Ich nickte und begann meine Beine zu bewegen, immer im Kreis und ohne, dass ich vorwärtskam.
Obwohl ich die Schutzmaske aufbehalten musste, lief es besser, als ich es selbst erwartet hätte.

„Das sieht ja gar nicht so schlecht aus“, sagte die Schwester nachdem ich aufgehört hatte.

„Muss ich sterben?“, fragte ich.
„Ja, aber nicht sofort“, antwortete sie trocken.
Ich hatte irgendwie den Eindruck, dass sie lockerer wurde.

„Sie haben promoviert?“, fragte sie nun.

„Ja, sagte ich“, aber das ist nicht mehr wichtig“, antwortete ich.
„Was ist Ihnen wichtig?“, fragte sie mich.

„Dem Alltag ein bisschen Freude abgewinnen.“
„Das ist leichter gesagt, als sie es hier umsetzen können“, sagte die Schwester.

Ich staunte, dass sie sich überhaupt auf einen Dialog mit mir einließ.
„Wissen Sie, Sie werden ja nicht den ganzen Tag vor Glück umherspringen müssen, aber Sie hätten schon Grund, um ein wenig glücklich zu sein.“

„Wie soll das gehen?“, fragte sie mich misstrauisch.
Ich hätte jetzt antworten können, dass ich nicht ihr Seelentröster bin, kein Coach und auch nicht ihr Clown, der für ihre gute Laune zu sorgen hatte.

Laut sagte ich etwas Anderes:
„Sie haben einen tollen Beruf. Sie helfen Menschen. Und ganz wichtig: Sie können mit den Patienten kommunizieren, Sie ermuntern, einfach für sie da sein.“

„Hm“, sagte sie und schaute mich ungläubig an.
„Es kostet ein wenig Kraft und Überwindung. Doch wenn Sie es schaffen, am Tag auch nur eine Sache gut zu finden, dann haben Sie gewonnen.
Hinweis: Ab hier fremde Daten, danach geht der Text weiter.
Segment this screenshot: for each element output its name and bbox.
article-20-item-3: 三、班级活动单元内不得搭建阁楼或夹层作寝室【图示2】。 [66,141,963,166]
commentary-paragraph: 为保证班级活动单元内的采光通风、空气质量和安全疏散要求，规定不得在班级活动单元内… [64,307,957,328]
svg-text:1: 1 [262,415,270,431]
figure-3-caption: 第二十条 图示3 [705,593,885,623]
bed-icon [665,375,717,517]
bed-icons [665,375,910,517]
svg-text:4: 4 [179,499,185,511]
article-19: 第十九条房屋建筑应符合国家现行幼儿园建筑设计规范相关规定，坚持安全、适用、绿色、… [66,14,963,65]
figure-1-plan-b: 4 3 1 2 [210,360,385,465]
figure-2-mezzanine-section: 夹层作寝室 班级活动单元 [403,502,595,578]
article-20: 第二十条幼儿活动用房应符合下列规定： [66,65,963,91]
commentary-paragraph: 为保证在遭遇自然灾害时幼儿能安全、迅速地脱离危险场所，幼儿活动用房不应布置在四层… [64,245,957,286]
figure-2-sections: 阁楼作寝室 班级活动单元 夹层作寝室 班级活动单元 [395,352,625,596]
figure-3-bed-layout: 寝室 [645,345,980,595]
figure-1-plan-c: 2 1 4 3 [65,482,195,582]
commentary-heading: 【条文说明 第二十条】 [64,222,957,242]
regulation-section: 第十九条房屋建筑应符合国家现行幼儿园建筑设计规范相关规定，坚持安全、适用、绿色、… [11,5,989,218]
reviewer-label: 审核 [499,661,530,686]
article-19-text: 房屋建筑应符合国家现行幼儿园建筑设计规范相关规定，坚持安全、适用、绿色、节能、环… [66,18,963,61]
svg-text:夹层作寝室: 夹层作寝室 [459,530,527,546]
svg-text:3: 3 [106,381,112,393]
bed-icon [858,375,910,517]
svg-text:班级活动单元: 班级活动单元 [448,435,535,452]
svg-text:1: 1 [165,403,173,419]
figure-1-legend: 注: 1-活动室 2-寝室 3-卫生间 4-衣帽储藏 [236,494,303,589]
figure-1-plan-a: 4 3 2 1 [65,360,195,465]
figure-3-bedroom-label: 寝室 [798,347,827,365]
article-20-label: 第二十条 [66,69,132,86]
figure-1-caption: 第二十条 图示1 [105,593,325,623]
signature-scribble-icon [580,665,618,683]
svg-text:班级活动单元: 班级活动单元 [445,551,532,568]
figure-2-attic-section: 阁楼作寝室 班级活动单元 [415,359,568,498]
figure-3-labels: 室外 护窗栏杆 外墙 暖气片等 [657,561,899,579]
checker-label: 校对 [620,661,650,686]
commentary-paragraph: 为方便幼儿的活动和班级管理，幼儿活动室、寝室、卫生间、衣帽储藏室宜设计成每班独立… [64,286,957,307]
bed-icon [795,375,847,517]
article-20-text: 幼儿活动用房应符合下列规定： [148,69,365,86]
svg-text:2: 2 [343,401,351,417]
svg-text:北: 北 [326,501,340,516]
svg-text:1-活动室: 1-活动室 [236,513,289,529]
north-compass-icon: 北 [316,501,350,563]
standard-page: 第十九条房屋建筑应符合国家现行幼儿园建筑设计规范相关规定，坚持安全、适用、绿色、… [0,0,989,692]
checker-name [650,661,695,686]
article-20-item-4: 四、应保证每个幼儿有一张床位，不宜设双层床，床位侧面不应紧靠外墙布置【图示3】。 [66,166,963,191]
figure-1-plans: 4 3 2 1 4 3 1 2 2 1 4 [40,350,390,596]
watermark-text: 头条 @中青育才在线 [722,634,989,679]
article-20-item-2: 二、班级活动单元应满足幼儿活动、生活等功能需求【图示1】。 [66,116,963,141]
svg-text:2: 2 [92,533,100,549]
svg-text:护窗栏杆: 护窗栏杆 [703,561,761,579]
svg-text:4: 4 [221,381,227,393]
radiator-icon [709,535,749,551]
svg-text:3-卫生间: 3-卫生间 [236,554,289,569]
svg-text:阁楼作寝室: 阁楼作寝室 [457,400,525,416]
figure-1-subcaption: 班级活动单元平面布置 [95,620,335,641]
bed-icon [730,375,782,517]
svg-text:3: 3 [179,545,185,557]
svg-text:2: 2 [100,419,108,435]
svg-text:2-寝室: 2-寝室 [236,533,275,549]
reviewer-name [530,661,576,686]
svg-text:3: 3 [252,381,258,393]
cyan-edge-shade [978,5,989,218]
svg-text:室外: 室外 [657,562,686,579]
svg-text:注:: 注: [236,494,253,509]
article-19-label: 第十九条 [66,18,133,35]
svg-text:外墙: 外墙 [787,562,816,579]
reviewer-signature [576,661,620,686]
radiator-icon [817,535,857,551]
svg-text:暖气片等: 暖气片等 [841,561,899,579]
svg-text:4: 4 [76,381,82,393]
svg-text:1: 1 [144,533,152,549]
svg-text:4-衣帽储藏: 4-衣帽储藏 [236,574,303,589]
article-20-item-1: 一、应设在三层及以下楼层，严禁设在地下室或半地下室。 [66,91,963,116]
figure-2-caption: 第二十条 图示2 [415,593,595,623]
Sie schauen aus einem Fenster in einen Park hinein, sie arbeiten ganz allein in diesem Zimmer, sind sozusagen der ‚Kapitän‘ auf Ihrem Boot und sie lernen die unterschiedlichsten Menschen kennen“, schob ich noch hinterher.“

Jetzt war ein flüchtiges Lächeln auf Ihrem Gesicht zu sehen.
„Ich wünsche Ihnen noch einen wirklich schönen Tag“, sagte sie zu mir, als ich aus dem Zimmer ging.

‚Das hast du aber gut hingekriegt‘, flüsterte der Alltag mir ins Ohr.
‚Ich hab‘ dich auch lieb‘, brummte ich.